Bloomberg and Bernie Fight Over Which Communist Dictatorship Is the Least Evil
But Sanders is also right that America has made some terrible foreign policy mistakes in the past.
Democratic presidential hopefuls Mike Bloomberg and Bernie Sanders clashed Tuesday night over which authoritarian communist regimes are worth praising. Both fumbled what should have been straight-forward responses.
Bloomberg, the former mayor of New York City, was asked about his past praise of Chinese President Xi Jinping. In a 2019 interview, Bloomberg said, "Xi Jinping is not a dictator; he has to satisfy his constituents or he's not going to survive." Given a second chance, Bloomberg did find the courage to criticize China's lack of press freedoms and what he called an "abominable" record on human rights—but then he pivoted, weirdly, to argue that Xi is not a dictator because he "serves at the behest of the Politburo" of the Communist Party of China, the 25-member political committee that runs the country.
That is hardly the same thing as being democratically accountable, of course. It is roughly equivalent to arguing that National Football League Commissioner Roger Goodell is accountable to the American people because he is elected to his post by the owners of the league's 32 teams.
Sanders pounced on the mistake. "The Chinese government is responsive to the politburo, but who the hell is the politburo?" he asked. Yes, that's a self-described socialist criticizing a government run by a politburo—a thing that is a feature almost exclusively of socialist governments.
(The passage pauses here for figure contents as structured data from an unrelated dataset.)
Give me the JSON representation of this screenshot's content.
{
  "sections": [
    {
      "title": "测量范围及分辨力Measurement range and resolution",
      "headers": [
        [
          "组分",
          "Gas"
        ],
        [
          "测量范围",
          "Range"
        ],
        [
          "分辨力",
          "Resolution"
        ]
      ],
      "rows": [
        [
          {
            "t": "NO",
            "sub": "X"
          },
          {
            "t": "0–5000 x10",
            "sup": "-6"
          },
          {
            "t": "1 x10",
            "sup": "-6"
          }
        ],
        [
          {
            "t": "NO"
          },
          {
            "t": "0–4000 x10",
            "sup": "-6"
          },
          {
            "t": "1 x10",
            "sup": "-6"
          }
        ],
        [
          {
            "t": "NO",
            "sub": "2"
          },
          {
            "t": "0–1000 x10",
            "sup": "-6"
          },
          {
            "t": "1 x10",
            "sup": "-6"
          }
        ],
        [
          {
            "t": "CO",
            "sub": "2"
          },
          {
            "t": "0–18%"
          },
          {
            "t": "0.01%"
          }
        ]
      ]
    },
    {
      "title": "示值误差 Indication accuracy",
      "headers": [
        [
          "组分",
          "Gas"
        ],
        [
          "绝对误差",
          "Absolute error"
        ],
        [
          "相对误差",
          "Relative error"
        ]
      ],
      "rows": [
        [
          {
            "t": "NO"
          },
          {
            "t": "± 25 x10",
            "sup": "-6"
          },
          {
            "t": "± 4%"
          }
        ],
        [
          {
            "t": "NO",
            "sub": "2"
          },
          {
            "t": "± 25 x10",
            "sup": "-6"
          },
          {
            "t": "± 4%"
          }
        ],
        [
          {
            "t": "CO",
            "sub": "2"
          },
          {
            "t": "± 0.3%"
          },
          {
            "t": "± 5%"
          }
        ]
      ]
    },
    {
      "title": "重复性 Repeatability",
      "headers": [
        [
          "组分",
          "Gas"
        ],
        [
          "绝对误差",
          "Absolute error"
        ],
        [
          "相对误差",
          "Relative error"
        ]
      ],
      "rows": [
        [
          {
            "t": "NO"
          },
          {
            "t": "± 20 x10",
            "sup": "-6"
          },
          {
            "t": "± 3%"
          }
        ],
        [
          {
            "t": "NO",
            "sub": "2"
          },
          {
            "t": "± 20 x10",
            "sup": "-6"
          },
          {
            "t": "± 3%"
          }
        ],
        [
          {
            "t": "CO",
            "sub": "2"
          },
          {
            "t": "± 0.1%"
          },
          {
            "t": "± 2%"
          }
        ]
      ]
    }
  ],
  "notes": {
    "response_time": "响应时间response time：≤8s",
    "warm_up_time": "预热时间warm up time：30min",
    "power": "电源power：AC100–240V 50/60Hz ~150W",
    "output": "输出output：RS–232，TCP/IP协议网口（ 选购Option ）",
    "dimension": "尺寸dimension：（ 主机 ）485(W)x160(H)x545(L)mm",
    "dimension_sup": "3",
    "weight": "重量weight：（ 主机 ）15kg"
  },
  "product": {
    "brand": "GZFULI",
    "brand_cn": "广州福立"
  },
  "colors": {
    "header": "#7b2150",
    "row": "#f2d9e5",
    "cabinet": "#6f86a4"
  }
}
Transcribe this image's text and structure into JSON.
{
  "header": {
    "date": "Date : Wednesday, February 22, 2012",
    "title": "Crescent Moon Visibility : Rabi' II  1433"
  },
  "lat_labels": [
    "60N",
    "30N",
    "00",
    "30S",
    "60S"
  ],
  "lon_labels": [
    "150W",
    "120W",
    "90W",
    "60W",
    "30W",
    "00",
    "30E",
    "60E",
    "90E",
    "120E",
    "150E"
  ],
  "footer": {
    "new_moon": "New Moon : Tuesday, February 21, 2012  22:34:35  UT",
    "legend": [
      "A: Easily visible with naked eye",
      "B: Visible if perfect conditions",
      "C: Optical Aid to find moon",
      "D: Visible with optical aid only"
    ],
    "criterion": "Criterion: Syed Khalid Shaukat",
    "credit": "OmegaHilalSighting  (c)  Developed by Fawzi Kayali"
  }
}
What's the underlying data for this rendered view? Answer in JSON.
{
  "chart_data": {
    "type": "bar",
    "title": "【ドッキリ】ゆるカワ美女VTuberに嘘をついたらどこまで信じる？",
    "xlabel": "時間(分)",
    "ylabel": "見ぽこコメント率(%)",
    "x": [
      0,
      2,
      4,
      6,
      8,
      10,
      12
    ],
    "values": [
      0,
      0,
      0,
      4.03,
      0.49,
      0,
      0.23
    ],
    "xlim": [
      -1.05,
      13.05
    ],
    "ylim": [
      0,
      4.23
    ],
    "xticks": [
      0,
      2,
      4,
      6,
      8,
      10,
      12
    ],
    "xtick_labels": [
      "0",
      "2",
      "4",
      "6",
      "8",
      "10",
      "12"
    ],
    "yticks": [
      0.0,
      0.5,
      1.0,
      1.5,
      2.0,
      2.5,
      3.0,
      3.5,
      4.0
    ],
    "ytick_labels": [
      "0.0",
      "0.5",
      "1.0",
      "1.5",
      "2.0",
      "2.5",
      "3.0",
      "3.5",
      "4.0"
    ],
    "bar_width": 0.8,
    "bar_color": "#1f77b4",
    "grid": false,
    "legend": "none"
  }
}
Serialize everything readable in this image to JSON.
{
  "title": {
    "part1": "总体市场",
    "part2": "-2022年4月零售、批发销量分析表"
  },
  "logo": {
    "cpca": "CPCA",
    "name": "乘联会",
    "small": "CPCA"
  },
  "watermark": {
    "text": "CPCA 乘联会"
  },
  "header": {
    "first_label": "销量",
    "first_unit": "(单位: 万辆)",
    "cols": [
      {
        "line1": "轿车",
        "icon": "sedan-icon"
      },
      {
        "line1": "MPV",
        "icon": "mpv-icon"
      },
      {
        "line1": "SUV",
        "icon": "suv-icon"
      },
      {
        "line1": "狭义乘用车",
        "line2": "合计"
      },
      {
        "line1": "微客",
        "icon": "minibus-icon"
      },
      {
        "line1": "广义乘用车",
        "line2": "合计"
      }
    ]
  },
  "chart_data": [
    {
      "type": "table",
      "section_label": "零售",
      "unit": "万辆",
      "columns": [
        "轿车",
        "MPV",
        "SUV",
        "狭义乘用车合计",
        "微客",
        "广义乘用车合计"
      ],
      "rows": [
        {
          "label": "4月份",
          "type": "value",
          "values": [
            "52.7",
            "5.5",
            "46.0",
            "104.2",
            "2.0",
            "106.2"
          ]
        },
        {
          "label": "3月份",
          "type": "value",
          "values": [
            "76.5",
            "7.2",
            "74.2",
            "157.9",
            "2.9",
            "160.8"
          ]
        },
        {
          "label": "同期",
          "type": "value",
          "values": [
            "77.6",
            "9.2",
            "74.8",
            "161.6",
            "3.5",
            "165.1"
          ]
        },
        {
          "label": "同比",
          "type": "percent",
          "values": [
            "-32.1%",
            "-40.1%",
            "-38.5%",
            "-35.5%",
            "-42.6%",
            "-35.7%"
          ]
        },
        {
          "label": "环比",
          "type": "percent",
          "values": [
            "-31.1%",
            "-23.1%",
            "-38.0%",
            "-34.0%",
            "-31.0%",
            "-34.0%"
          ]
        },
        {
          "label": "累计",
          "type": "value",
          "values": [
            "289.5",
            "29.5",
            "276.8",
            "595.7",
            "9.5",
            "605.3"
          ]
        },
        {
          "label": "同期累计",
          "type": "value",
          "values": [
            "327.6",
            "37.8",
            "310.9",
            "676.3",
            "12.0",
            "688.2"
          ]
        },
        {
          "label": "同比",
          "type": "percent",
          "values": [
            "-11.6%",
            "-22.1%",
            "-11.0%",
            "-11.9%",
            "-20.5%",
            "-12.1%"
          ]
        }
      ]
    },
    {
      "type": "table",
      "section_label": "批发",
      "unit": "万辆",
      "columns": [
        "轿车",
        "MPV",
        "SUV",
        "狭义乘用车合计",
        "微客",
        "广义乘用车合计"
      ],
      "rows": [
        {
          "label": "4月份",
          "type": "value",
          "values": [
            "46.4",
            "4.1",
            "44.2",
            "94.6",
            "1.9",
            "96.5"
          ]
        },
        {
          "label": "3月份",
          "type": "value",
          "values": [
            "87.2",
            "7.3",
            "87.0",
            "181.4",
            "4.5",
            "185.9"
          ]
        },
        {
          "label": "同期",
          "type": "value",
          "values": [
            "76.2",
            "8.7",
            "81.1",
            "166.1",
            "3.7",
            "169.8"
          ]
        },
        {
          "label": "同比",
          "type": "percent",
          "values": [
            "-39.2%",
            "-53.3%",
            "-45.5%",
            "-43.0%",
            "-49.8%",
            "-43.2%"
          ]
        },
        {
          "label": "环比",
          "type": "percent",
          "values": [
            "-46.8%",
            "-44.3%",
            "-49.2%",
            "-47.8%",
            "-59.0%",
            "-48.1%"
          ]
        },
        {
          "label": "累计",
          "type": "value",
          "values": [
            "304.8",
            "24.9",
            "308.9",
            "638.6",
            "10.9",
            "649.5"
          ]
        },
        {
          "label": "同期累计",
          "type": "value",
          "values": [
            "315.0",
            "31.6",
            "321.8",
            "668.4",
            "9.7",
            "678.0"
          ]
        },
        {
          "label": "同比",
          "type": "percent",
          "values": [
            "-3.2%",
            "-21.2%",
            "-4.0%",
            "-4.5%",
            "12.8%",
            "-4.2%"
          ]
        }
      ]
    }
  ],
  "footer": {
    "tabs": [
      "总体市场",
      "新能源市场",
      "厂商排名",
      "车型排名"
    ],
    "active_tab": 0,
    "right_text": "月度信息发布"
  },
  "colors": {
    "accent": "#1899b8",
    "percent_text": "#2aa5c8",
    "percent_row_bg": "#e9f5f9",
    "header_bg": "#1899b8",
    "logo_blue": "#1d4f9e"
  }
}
But Sanders quickly stumbled over a chance to correct his own record of praising authoritarian regimes. His past praise of longtime Cuban dictator Fidel Castor and his own literal honeymoon in the Soviet Union figure to be fodder for negative ads if he wins the Democratic nomination, and Sanders only made that situation worse for himself on Tuesday by arguing that "when dictatorships, whether it is the Chinese or the Cubans, do something good, you acknowledge that."
In praising authoritarian foreign governments that refuse to recognize basic human freedoms, both Bloomberg and Sanders have something in common with the man they ultimately hope to unseat from the presidency. President Donald Trump has repeatedly expressed his admiration for Russian President Vladimir Putin, said he "loves" Xi, cheered Turkish authoritarian thug Recep Tayyip Erdoğan as "a hell of a leader," commended Philippines President Rodrigo Duterte for the extrajudicial murder of drug offenders, and just this week partied with nationalist Indian Prime Minister Narendra Modi.
It should be fairly easy to answer these questions, especially for the Democrats who are trying to defeat Trump. Don't praise dictators. It's literally that easy.
Sanders' insistence on finding a silver lining in Castro's bloody reign over Cuba reads as especially churlish considering he insisted tonight that America has not fully owned its history of propping up dictators around the world. "Occasionally, it might be a good idea to be honest about American foreign policy," he said, mentioning American-backed coups in Iran and Guatemala during the Cold War. That is a very good idea.
If Sanders can't find a silver lining in U.S.-backed coups, fair enough. But he should stop proclaiming the upsides of a dictatorship with so many victims that the world's foremost experts cannot count them all.